Тарантас — четырёхколёсная конная повозка на длинных дрогах, уменьшающих дорожную тряску в длительных путешествиях. Сологуб в одноимённом произведении описывает его так: «Но что за тарантас, что за удивительное изобретение ума человеческого!.. Вообразите два длинные теста, две параллельные дубины, неизмеримые и бесконечные. Посреди их как будто брошена нечаянно огромная корзина, округлённая по бокам, как исполинский кубок, как чаша преждепотопных обедов. На концах дубин приделаны колёса, и всё это странное создание кажется издали каким то диким порождением фантастического мира, чем-то средним между стрекозой и кибиткой». Примечательно, что в нём не было отдельных сидений. Пассажир мог подстелить себе соломы или даже, как герои Сологуба, перины и подушки. В 1840-х писатель И. С. Аксаков купил вскладчину со знакомыми тарантас за 300 рублей.
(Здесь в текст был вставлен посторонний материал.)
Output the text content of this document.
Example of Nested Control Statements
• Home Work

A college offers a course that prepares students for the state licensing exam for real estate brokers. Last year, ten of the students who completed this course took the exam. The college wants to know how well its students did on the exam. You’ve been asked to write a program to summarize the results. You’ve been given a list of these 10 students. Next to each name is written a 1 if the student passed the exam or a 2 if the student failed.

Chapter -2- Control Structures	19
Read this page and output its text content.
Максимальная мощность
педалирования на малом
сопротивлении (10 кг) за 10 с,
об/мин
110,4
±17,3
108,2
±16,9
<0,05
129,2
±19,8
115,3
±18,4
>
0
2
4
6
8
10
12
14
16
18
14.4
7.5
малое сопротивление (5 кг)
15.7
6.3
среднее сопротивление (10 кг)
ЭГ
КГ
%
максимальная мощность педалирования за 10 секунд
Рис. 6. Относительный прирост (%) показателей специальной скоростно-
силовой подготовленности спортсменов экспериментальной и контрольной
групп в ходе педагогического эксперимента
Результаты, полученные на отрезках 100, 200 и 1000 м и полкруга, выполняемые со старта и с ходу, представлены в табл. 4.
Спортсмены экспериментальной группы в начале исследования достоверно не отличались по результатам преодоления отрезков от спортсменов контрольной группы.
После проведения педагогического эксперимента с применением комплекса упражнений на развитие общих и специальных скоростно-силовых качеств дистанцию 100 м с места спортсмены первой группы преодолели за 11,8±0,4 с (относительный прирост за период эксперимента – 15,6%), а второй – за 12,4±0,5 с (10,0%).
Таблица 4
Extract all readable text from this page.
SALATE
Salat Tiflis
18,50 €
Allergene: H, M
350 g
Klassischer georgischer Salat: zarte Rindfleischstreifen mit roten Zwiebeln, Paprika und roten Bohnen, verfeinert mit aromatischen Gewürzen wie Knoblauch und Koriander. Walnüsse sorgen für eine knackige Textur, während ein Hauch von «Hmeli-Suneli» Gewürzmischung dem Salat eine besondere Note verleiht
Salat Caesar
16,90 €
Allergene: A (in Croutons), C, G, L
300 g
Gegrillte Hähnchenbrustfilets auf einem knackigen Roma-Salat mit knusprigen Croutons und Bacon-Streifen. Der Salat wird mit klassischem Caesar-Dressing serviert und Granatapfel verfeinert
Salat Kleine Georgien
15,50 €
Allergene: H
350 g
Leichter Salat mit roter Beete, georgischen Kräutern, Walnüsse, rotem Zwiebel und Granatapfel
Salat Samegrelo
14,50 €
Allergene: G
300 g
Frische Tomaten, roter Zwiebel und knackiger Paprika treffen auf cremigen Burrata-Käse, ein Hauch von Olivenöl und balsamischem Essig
1897. Барон де Бай в тарантасе
Кибитка представляет собой крытую повозку. Её верх иногда откидывался, иногда нет. Их особенно любили цыгане, а ещё они часто использовались для перевозки грузов. Иногда в литературе можно встретить слово «возок». Так называли крытую повозку на полозьях. Напоминало небольшую утеплённую будку, в 19 веке считалось чем-то немного провинциальным и архаичным.
Н. Е. Сверчков "Кибитка с солдатами"
С.В.Иванов "Холопы боярские" (1909)
Самый массовый дореволюционный транспорт — телеги, простые повозки. На телеге ездили и крестьяне, и некоторые горожане. Цены на них рознились. Сохранилось, например, судебное дело о краже лошади с телегой, в котором пострадавший крестьянин оценил ущерб в 75 рублей. С другой стороны, писатель И. С. Аксаков в 1846 году в письме писал, что купил телегу за 90 рублей и считал это дельной покупкой. Повозка на полозьях называлась сани. Тоже незаменимый транспорт и в деревне, и в городе.
Линейка
Линейка — экипаж, где вдоль стоит длинная скамья. Использовалась чаще всего как служебный транспорт, позже общественный, могла быть и крытой, и открытой.
А ведь помимо самого транспортного средства был и «личный состав». Обычно он ограничивался кучером, а в некоторых случаях правил сам ездок. Но иногда на запятках кареты стояли гайдуки, парни крепкого телосложения. Они, как швейцары открывали и закрывали дверцы кареты, также помогали выталкивать карету, если она застревала в яме на плохой дороге, или если не могла развернуться на тесных улочках. А если в упряжке было много лошадей, то требовался ещё и форейтор, обычно подросток или человек щуплого телосложения. Он сидел на одной из первых лошадей и выполнял функции штурмана, потому что одному кучеру управиться со всеми этими лошадиными силами было проблематично. В некоторых случаях форейтора могло быть даже два. Естественно, всё это было более чем накладно, поэтому иметь такой комплект, называемый выездом, было очень престижно.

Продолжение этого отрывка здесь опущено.